Elle sursauta et se retourna brusquement. Devant elle semblait s’être matérialisé un homme en tunique sombre, qui contrastait avec le roux de ses cheveux. Il s’était arrêté à un bon mètre d’elle, mais elle était tout de même stupéfaite de ne pas l’avoir entendu approcher.
– Ma parole, vous êtes un homme-chat.
L’individu eut un léger rire, Jehanne s’aperçut soudain qu’il était très bel homme, particulièrement lorsqu’il souriait. Il semblait aussi plus jeune qu’elle ne l’avait cru tout d’abord, sa tenue austère l’avait trompée. Des taches de rousseur constellaient le haut de ses joues, sous des yeux bleus pétillants fendus en amande. Il portait un livre sous le bras, d’une façon un peu gauche comme s’il essayait de le dissimuler dans son dos.
– Pardonnez-moi, ma damoiselle, je ne voulais pas vous effrayer.
Il inclina légèrement le buste.
– Je suis le chevalier Daniel, pour vous servir.
Jehanne salua en retour, consciente qu’elle n’avait guère besoin de se nommer. Elle était un peu surprise : elle avait pris le jeune homme pour un clerc, vêtu comme il l’était, avec son codex. C’était sans doute un chevalier peu fortuné, d’ailleurs, il n’avait pas donné de nom de famille : peut-être était-il issu de la paysannerie, comme cela arrivait parfois. La situation était un peu étrange : quelqu’un aurait dû être là pour les présenter l’un à l’autre. Sans doute prit-il aussi conscience de cette incongruité, car il fit mine de se retirer :
– Je vais vous laisser vous entraîner.
– Je vous chasse ? Vous étiez venu lire ?
– En cette saison j’aime à m’installer ici, l’endroit est ordinairement désert à cette heure. Mais je peux lire aussi bien dans la bibliothèque du chapelain.
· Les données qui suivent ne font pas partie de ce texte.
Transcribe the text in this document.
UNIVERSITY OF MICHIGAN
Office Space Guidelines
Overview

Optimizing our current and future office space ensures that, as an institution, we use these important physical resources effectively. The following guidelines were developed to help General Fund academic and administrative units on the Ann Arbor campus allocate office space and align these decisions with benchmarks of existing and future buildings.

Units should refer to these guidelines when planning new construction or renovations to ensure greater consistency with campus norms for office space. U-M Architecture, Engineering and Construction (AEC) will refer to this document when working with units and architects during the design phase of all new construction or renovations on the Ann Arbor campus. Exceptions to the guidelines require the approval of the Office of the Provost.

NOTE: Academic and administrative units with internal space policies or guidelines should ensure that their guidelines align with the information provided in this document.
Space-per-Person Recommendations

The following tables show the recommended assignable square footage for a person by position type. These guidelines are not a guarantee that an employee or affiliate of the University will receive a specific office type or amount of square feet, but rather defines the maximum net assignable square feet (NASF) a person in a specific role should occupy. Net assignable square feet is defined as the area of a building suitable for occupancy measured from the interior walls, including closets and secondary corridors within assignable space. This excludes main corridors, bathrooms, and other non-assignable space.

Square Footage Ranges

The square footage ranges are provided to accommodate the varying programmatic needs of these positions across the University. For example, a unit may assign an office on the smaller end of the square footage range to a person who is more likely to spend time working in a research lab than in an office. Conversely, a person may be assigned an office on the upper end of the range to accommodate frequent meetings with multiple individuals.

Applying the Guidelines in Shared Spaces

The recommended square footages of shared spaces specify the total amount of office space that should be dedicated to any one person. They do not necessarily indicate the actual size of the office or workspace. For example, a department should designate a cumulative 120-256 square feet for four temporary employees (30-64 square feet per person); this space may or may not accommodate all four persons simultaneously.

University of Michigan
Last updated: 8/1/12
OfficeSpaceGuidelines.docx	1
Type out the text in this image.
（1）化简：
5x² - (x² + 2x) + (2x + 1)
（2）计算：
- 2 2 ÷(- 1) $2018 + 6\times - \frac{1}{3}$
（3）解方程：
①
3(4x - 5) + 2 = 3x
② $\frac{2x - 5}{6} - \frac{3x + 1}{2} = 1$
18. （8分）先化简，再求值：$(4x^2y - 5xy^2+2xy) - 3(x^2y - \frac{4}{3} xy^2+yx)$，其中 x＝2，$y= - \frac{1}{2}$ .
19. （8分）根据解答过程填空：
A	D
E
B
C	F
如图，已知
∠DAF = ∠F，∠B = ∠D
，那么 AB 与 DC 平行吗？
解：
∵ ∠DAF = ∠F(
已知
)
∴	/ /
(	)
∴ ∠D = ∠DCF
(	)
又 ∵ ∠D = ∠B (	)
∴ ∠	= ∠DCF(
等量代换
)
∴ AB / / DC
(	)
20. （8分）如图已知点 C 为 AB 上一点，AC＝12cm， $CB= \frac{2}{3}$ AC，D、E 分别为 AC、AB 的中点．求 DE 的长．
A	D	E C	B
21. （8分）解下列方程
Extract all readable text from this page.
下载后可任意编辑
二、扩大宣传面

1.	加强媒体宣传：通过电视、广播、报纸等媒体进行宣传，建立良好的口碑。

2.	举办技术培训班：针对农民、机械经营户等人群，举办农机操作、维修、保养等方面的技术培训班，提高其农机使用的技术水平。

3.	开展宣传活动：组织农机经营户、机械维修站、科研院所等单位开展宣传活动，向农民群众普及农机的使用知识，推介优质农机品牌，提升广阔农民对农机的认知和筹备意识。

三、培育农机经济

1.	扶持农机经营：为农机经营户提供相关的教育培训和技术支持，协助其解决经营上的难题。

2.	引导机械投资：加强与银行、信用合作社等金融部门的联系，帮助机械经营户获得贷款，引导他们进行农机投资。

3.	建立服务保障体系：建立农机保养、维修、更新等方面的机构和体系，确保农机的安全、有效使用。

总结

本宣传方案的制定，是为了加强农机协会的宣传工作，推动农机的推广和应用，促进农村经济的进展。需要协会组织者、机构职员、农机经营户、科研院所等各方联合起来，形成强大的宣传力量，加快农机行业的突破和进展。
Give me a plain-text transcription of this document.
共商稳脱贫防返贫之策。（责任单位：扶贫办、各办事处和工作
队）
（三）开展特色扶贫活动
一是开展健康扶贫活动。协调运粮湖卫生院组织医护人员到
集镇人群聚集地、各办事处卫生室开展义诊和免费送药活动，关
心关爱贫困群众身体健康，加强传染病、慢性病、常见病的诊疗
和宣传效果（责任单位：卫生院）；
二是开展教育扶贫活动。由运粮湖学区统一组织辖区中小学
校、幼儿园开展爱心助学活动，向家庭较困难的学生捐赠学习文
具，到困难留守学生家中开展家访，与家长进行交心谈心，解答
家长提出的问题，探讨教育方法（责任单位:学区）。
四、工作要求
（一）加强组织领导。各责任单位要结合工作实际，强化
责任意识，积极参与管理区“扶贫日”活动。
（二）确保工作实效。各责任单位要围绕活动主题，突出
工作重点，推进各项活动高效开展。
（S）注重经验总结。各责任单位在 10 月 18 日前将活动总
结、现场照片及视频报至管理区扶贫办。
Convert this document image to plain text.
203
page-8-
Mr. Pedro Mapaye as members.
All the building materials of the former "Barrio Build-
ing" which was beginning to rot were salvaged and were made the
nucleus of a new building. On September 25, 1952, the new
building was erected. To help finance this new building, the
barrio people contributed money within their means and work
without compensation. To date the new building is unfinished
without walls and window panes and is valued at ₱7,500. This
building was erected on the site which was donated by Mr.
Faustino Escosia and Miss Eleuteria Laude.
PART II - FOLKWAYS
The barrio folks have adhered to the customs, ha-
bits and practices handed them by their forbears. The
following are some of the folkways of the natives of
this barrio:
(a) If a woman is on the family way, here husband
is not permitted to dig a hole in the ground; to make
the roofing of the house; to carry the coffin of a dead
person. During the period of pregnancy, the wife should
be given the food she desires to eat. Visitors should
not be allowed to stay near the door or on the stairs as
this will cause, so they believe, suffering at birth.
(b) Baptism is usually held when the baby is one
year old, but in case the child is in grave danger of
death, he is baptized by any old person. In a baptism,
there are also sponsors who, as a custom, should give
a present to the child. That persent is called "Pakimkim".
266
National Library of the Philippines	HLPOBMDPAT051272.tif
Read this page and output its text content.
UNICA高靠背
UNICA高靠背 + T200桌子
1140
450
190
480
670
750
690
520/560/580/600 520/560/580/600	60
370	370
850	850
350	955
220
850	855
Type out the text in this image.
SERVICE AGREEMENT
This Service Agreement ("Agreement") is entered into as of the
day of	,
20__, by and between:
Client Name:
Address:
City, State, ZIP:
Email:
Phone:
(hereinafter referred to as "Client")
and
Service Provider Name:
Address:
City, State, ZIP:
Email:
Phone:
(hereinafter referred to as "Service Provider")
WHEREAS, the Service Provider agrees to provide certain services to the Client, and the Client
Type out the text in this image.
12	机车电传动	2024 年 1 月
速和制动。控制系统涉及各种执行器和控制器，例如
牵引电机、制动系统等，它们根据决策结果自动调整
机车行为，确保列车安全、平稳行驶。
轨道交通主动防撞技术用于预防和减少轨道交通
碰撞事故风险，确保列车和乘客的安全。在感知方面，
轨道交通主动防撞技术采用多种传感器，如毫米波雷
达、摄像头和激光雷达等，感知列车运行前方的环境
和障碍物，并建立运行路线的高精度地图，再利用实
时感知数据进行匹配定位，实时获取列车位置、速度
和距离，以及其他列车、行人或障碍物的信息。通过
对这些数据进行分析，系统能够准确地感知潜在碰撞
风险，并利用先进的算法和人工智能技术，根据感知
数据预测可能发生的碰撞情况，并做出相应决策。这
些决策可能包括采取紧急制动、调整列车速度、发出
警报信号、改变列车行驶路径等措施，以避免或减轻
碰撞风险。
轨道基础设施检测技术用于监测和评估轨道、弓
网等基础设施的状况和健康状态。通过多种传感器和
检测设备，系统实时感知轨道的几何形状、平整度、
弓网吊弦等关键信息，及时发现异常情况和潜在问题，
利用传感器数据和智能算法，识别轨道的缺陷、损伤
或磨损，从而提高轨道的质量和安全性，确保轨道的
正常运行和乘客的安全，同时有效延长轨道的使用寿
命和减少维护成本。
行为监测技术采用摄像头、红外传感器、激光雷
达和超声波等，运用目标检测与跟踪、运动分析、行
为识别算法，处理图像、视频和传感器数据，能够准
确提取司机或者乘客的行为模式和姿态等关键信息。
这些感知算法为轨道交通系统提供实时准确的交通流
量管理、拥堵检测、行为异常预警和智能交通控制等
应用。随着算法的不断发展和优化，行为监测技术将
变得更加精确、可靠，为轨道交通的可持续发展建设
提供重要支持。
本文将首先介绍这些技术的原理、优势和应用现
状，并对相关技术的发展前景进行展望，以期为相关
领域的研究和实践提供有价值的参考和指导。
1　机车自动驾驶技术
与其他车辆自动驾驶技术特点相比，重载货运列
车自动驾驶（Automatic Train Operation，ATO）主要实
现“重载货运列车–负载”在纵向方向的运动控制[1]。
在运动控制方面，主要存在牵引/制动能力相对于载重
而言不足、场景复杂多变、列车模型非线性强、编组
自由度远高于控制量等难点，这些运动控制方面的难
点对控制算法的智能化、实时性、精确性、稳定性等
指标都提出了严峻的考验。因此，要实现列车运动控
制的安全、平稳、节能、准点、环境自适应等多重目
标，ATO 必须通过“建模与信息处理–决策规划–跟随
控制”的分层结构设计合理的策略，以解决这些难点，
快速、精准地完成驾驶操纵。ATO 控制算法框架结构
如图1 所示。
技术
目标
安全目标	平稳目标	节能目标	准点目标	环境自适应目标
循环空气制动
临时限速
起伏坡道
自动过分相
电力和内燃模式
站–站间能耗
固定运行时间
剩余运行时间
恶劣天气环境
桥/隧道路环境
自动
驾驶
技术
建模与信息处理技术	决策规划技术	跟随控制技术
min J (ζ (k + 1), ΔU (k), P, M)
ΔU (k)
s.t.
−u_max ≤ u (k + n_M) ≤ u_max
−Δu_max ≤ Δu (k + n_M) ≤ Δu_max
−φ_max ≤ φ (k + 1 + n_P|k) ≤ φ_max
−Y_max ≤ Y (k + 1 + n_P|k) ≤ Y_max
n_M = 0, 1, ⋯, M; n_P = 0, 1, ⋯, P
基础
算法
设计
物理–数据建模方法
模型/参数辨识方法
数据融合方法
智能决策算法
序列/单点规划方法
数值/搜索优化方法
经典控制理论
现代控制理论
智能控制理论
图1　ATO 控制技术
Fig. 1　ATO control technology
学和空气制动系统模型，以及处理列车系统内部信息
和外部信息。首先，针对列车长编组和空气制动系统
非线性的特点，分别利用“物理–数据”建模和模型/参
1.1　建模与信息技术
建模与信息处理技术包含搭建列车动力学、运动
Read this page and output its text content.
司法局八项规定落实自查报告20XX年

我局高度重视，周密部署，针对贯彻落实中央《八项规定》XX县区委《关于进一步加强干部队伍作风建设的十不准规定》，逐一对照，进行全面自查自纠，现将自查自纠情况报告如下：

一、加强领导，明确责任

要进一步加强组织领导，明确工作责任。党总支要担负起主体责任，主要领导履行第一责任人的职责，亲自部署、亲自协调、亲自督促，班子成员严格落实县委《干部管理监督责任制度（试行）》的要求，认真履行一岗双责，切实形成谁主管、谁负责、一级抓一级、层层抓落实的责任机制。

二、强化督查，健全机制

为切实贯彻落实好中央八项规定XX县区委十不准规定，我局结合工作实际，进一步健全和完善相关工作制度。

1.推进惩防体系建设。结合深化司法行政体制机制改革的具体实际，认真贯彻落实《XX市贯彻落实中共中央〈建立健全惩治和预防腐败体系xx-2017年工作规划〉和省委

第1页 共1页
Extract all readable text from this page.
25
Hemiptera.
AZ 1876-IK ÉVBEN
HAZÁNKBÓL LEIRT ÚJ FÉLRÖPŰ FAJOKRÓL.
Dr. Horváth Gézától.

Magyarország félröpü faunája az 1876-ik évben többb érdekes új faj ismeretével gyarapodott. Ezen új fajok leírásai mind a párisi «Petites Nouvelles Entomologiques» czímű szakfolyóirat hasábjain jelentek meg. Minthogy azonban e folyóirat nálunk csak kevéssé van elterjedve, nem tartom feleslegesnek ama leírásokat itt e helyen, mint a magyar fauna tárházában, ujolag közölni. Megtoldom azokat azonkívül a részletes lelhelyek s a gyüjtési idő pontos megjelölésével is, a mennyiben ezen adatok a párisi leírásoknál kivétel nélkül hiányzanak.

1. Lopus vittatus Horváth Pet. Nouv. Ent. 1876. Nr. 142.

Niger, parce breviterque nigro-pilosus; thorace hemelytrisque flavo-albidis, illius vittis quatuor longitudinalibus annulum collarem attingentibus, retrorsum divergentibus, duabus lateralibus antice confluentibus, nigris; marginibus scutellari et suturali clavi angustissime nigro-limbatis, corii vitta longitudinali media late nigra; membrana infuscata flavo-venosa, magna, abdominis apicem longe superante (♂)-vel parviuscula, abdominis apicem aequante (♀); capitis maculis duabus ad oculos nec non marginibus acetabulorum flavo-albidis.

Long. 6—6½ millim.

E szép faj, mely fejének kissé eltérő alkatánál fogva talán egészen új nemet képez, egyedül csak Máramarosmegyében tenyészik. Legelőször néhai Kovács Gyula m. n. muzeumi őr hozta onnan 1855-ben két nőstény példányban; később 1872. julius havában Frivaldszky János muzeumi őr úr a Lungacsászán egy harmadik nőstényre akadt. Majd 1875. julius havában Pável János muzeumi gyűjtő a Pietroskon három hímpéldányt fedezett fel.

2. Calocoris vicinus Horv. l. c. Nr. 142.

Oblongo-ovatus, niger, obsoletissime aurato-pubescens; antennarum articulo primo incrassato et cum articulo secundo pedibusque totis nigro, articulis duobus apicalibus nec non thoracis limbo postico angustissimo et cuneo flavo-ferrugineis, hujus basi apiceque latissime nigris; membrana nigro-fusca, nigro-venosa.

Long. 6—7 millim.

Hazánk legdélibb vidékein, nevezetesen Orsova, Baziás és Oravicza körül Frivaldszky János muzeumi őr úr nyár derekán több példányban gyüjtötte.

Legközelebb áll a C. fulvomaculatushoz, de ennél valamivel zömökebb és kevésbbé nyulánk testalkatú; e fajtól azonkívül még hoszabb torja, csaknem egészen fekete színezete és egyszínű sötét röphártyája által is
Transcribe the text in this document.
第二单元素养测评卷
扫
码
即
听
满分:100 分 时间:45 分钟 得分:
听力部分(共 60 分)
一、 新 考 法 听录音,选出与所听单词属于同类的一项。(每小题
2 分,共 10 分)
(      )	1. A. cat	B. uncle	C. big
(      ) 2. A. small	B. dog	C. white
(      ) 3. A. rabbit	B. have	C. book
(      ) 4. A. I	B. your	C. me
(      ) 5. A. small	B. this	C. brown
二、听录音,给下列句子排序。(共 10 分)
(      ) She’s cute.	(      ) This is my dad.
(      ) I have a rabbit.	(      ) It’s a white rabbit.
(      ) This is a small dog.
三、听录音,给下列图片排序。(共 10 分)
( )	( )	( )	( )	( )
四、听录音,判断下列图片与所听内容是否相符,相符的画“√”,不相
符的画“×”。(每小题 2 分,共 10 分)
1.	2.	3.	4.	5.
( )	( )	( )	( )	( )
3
– Une bibliothèque ? Pourrais-je la voir ?
– Bien sûr. Père Simon en laisse l’accès à tous et à plus forte raison aux châtelains.
Jehanne n’était pas encore châtelaine, mais elle ne releva pas.
– Que lisez-vous donc ?
Avec une infime réticence, le chevalier lui tendit l’ouvrage. C’était un codex de taille modeste, à la reliure de cuir sombre. Jehanne sourit.
– Le Roman de Silence. Je ne savais pas que les chevaliers lisaient des romans.
– Je ne savais pas que les nobles dames tiraient à l’arc, répliqua son vis-à-vis sur le même ton.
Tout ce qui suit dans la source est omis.